Filmed directly from the screen of a smartphone using a language translator app that has been told to translate from French into English Steve Hates Fish interprets the signage and architecture in a busy London shopping street. In an environment overloaded with information the signs run riot as the confused and restless software does its best to fulfil its task.

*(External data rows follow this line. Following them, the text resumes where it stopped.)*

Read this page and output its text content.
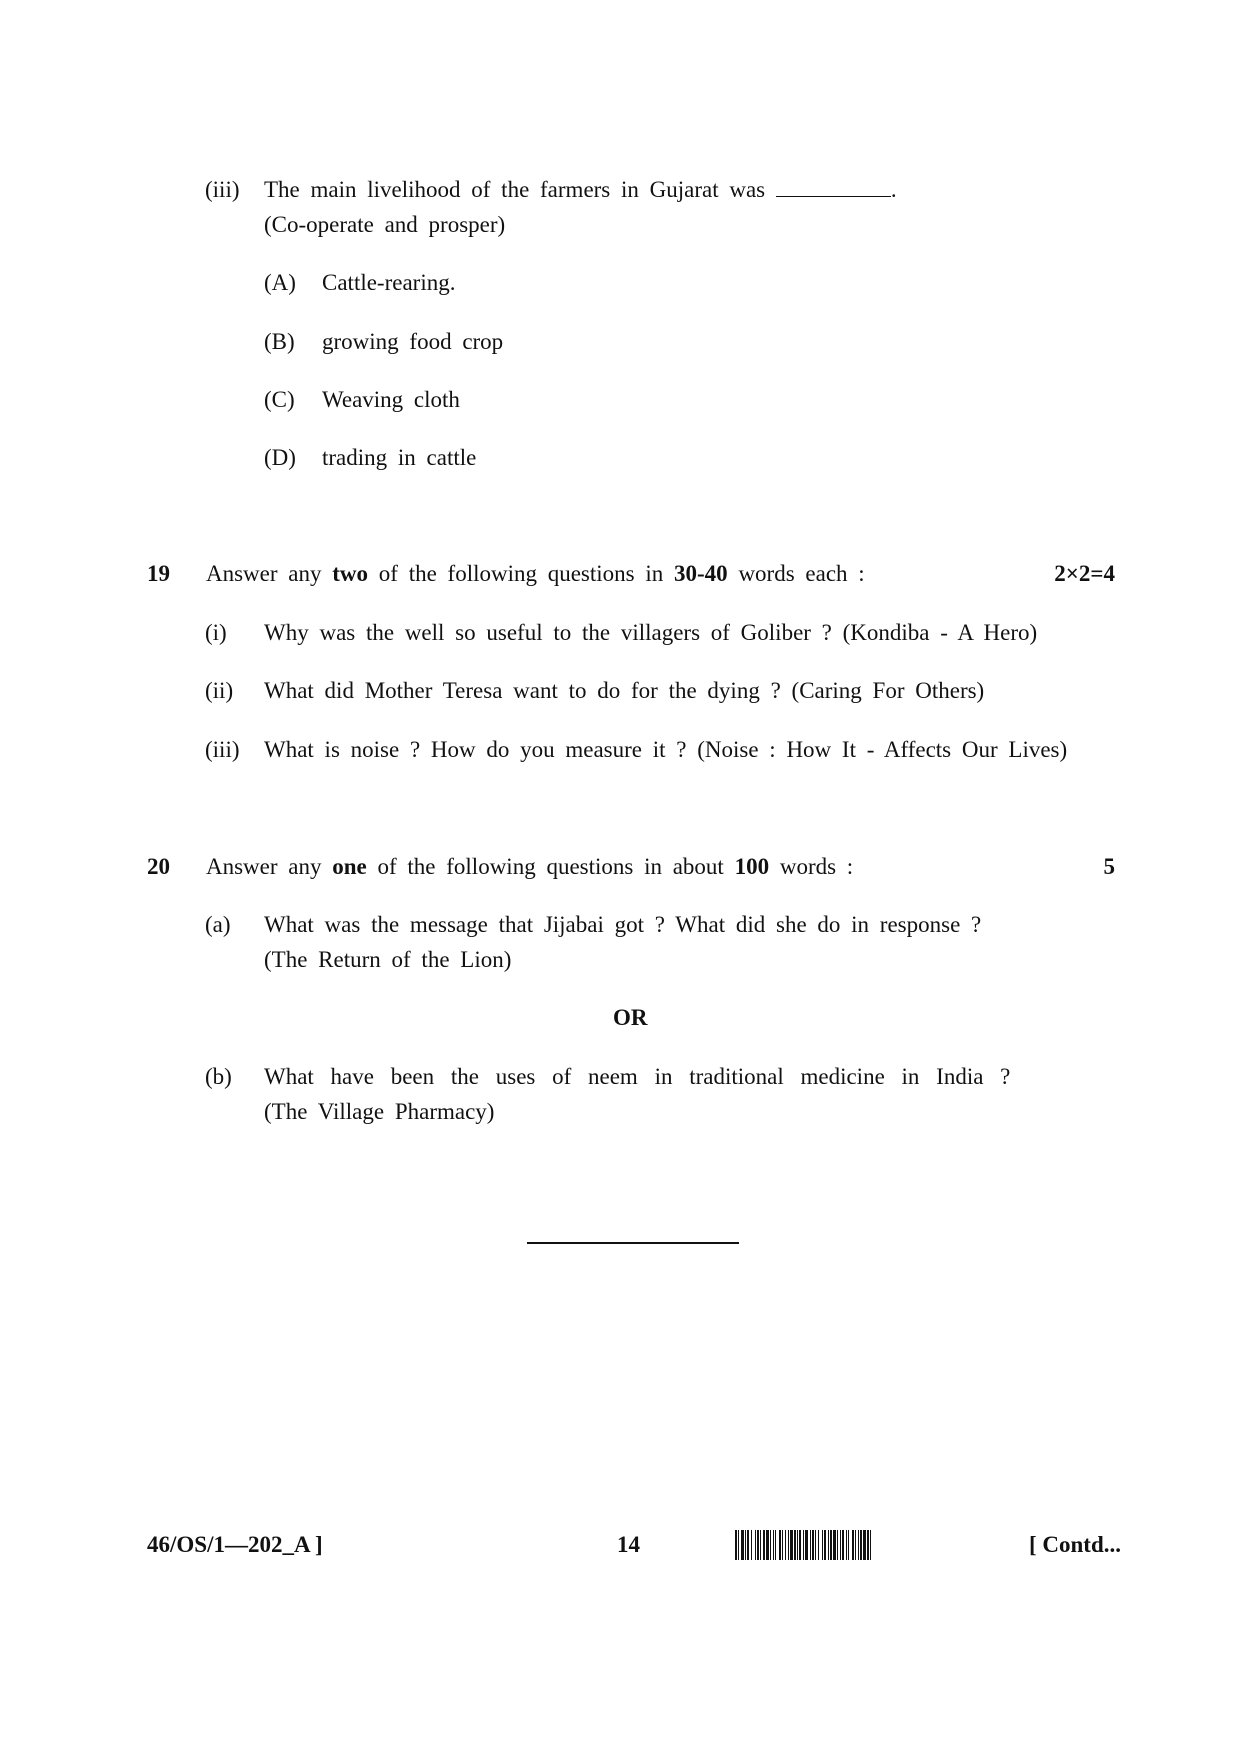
(iii) The main livelihood of the farmers in Gujarat was	.
(Co-operate and prosper)
(A) Cattle-rearing.
(B) growing food crop
(C) Weaving cloth
(D) trading in cattle
19 Answer any two of the following questions in 30-40 words each :	2×2=4
(i) Why was the well so useful to the villagers of Goliber ? (Kondiba - A Hero)
(ii) What did Mother Teresa want to do for the dying ? (Caring For Others)
(iii) What is noise ? How do you measure it ? (Noise : How It - Affects Our Lives)
20 Answer any one of the following questions in about 100 words :	5
(a) What was the message that Jijabai got ? What did she do in response ?
(The Return of the Lion)
OR
(b) What have been the uses of neem in traditional medicine in India ?
(The Village Pharmacy)
46/OS/1—202_A ]	14	[ Contd...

“Smith has long engaged with the concept of misunderstanding – be it ideological, political, linguistic, or misunderstanding that arises from subjective narration, filmic devices, and our relationship to the media that shape our view of the world. Smith’s latest video, Steve Hates Fish is an exploration in manufactured misunderstanding. By deliberately confusing the popular ‘Word Lens’ translator app for smartphones, which translates text in real time using the phone’s camera, Smith recasts the shop signs in his local neighbourhood as a bazaar of dada-ist plays-on-words. The jumpy, often useless jumble of words onscreen inspires a kind of empathy. Watching the app search its memory for a corresponding translation is somehow not far from the futility of trying to make heads or tails of signage in a country where one does not speak the language.” Patrick Armstrong
“… the tone now shifts to subversive humour, where the everyday is not what it seems. It is probably the funniest film he has made to date and definitely worth standing on a blustery street corner to experience. … Shop signs produce surreal and subversive reconfigurations in mistranslations – it is as if Essex Road has come alive but is suffering from Tourette’s. I will never be able to walk past North London’s favourite fishmonger Steve Hatt again without recalling the shop sign ‘Fish Steve Hates’.” Sophia Phoca, Art Monthly”
An alternative version of this work (without titles, for seamless looping) is available for gallery installation.